NSF pumps millions into computer science

The National Science Foundation awarded the first grants today to promote

advancements in computer science under its Information Technology Research

(ITR) program.

Sixty-two large projects funded at about $1 million a year for three

to five years and 148 smaller projects funded at $500,000 or less for up

to three years were chosen from more than 1,400 proposals.

"This was a very stiff competition," said Michael Lesk, division director

for Information and Intelligent Systems at NSF. "It's important for us to

stay ahead as a country."

The ITR awards stress computer science enhancement, such as how to produce

reliable software, how to build interfaces to help disabled or elderly people

access computers and how to advance quantum and DNA computing, Lesk said.

NSF already has started soliciting proposals for the second round of

ITR awards, which will focus more on applications of IT, he said. NSF's

ITR budget request for fiscal 2001 is $190 million. The legislation is slated

for Senate debate today.

The areas being studied by national universities are somewhat risky

and typically are not funded by industry, Lesk said.

"We won't know for several years what will pay off," Lesk said. "The

point of federal funding is to deal with the underlying science."
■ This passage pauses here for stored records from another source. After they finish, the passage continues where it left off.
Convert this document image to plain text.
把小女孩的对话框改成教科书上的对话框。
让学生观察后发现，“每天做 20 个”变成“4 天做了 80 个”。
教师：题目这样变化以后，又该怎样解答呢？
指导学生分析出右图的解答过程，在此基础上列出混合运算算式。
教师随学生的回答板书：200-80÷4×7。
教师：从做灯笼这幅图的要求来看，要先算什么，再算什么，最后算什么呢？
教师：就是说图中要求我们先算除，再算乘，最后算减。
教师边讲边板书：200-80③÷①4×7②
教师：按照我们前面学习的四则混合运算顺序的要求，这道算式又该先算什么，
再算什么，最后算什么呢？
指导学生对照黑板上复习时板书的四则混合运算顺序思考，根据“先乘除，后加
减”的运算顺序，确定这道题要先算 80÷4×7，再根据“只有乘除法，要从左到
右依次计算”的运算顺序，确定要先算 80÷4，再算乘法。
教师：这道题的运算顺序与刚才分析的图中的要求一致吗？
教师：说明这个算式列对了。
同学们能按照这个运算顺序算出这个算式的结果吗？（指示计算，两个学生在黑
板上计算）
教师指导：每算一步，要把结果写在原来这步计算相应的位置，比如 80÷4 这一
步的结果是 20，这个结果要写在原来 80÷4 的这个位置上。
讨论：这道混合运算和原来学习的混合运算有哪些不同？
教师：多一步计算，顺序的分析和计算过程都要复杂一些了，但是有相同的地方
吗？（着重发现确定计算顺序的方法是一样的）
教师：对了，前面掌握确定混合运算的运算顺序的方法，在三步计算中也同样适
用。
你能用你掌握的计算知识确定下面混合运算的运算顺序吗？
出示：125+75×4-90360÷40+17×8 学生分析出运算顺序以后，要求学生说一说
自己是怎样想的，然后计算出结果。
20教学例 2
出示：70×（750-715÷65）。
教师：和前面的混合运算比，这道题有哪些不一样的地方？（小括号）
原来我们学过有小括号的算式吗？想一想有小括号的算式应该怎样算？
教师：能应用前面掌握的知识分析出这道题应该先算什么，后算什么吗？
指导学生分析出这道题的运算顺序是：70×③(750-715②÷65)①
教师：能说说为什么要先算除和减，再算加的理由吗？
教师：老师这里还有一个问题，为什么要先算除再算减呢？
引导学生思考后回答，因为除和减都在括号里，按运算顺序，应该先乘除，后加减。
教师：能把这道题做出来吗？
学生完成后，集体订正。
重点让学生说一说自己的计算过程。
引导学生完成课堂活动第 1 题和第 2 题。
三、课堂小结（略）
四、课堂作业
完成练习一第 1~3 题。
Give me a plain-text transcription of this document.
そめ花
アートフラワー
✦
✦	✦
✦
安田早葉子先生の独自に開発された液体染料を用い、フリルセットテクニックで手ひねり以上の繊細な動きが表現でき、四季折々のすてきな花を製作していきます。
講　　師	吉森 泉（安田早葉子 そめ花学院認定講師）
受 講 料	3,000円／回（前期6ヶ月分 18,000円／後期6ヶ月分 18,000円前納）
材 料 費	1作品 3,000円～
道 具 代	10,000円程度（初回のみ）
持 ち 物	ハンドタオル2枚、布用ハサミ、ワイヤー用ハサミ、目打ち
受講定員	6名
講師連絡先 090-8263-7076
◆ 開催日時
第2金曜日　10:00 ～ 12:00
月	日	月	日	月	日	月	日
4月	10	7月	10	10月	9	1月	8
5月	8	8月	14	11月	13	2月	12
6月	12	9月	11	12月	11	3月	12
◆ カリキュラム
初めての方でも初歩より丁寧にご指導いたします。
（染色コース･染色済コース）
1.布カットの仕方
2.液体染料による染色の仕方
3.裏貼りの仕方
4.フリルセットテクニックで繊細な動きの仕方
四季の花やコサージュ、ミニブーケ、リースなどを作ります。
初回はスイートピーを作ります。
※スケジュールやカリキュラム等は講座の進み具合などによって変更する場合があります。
NSF's strategy to support long-term, high-risk research responds to

direction from the president's Information Technology Advisory Committee,

according to an NSF statement.

Projects focus on IT problems within government and in general, Lesk

said. For instance:

* Improvements in data resource sharing will benefit digital government


* A University of Pittsburgh human/computer interface study will use

advanced vision technology to develop personal robotic assistants that could

help elderly people live more independently.

* The University of Illinois will design middleware to optimize the

efficiency and fault-tolerance of network-based computer programs for air

traffic control, smart highways, satellites, remote surgery and electronic


Other studies will look at the impact of IT funding on policies in different

countries, explore the use of open-source software and look at how the reliability

of the air traffic control system can be improved, Lesk said.

NSF plans to improve the base of IT researchers through the program

as well. "We placed very heavy stress on educating students to try to help

create more researchers," Lesk said.